Jerry Lavine is quick to agree that the challenges of a fledgling Chinese electric vehicle maker don’t merit much sympathy amid a global health crisis.
Still, as president of Bordrin North America, the 51-year-old former Ford engineer is responsible for the livelihoods of some 80 r&d employees in Oak Park, Mich., just north of Detroit. And they and their co-workers in China started this year with a landmark achievement within reach: production of Bordrin’s first vehicle, a two-row crossover called the iV6.
For Lavine, the year had begun routinely enough, with trips to Las Vegas for CES and to Shanghai. He returned to Detroit on Jan. 21, as his Chinese colleagues were about to begin their 10-day New Year’s holiday.
Before long, news of the spreading coronavirus made it clear that Bordrin’s fifth year of existence would be marked early by a big detour.
Seven weeks later, things are still off-course. Some employees who traveled to their hometowns for the holiday haven’t been allowed to return to Shanghai. Others had to scramble from Shanghai back to their hometowns after their apartments wouldn’t let them in.
The bulk of them had to have their temperatures checked and had to monitor their own health for 14 days before getting the OK to go to the office.
From there, more hurdles: There are quotas on how many people can reenter the building, Lavine explained over lunch last week. Bordrin’s 10-story Shanghai headquarters has space for about 100 workers on each floor.
As of late last week, local officials, wary of packing people too close to one another, had allowed only about 150 out of 1,000 headquarters employees back to work.
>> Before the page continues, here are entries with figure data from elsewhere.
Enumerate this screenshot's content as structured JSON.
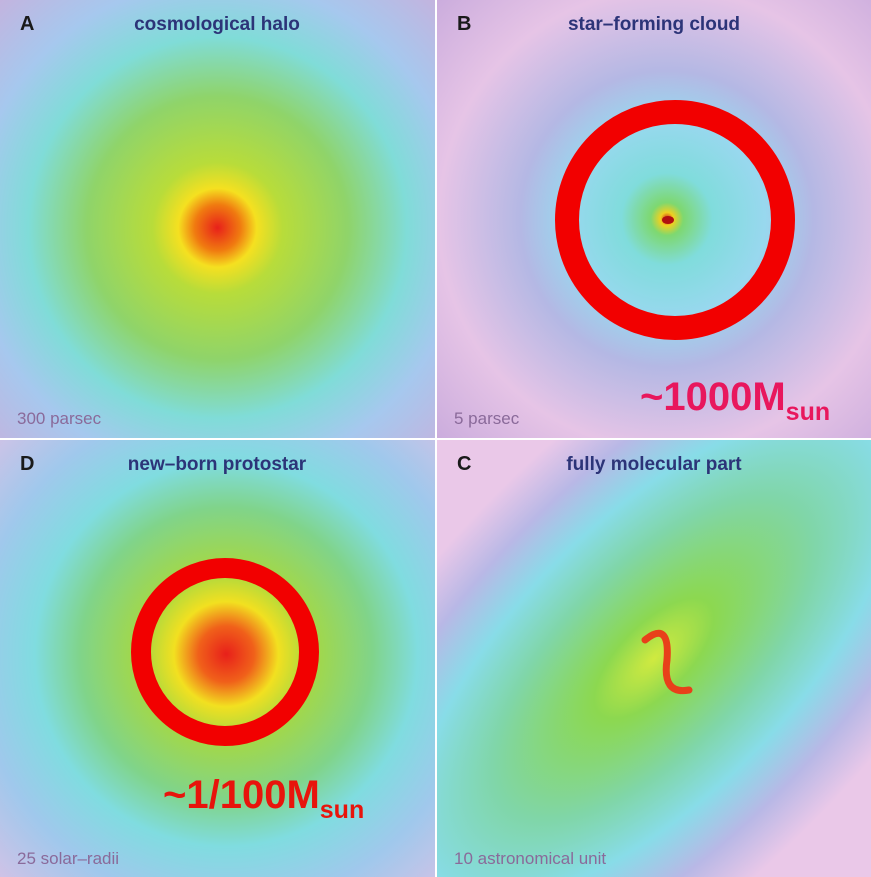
{
  "panels": [
    {
      "letter": "A",
      "title": "cosmological halo",
      "scale": "300 parsec"
    },
    {
      "letter": "B",
      "title": "star–forming cloud",
      "scale": "5 parsec"
    },
    {
      "letter": "D",
      "title": "new–born protostar",
      "scale": "25 solar–radii"
    },
    {
      "letter": "C",
      "title": "fully molecular part",
      "scale": "10 astronomical unit"
    }
  ],
  "annotations": [
    {
      "text": "~1000M",
      "subscript": "sun"
    },
    {
      "text": "~1/100M",
      "subscript": "sun"
    }
  ]
}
“It’s been a slow restart for us,” said Lavine, who is also the company’s chief technology officer. “I never thought that the work force would be stuck at home for a month.”
His Oak Park crew has picked up some of the slack, including some advanced engineering work on the iV6 and an upcoming small sedan.
But 80 people can only do so much, no matter how much overtime they log. And even then, there’s a lot beyond their control.
The suppliers and tool shops Bordrin relies on have their own challenges. As they get back up to speed, there’s a customer pecking order. Bordrin, an upstart EV maker with lifetime vehicle output of zero, doesn’t rank high.
There have been other disruptions.
Lavine sent 600 masks along with the last group of Chinese employees returning from Michigan to Shanghai, to bolster dwindling supplies of a scarce resource. Since then, the usual monthly employee exchanges — fewer than 10 each way — have been scrapped.
Lavine himself had expected to make a dozen or so trips to China this year; he hasn’t been back since January. Even if he were to find a way there, he’d have to quarantine himself for two weeks upon return.
A year ago, Bordrin was getting ready to introduce the iV6 in advance of the Shanghai auto show.
This year’s big spring show, in Beijing, has been postponed. So have Bordrin’s plans to show off the iV6 and iV7, a three-row SUV, in conjunction with the event.
Questions galore hang over the home market, where new-vehicle sales in February plunged 80 percent. How much will consumers’ savings be consumed to get through the crisis? How much will be left to spend on new cars? Will government subsidies for EV purchases, reduced in 2019, get a lift?
These are big enough issues for the giants to grapple with, let alone Bordrin and its fellow EV startups.
As for 2020 production of the iV6? “It’s going to be tight,” Lavine says.
He’s holding out hope and is prepared to pivot.
In the meantime, he’s chalking up blessings where he can find them: stuck-at-home employees who have signed up for online training; go-getters who have gotten creative in a time of crisis; time for long, daily phone calls with his boss, CEO Ximing Huang; a chance to draw up contingency plans should the virus ever hit metro Detroit.
And the biggest of them all: the fact that no Bordrin employees have been diagnosed with the coronavirus.
All of it adds up to the test of a career for the Syracuse-bred, Cornell-educated New Yorker with roots at Ford (15 years) as well as suppliers Henkel, Dura and Magna.
“It’s going to be an interesting year,” he says.
“The amount of uncertainty is huge. For some people, it’s a really hard thing to handle.”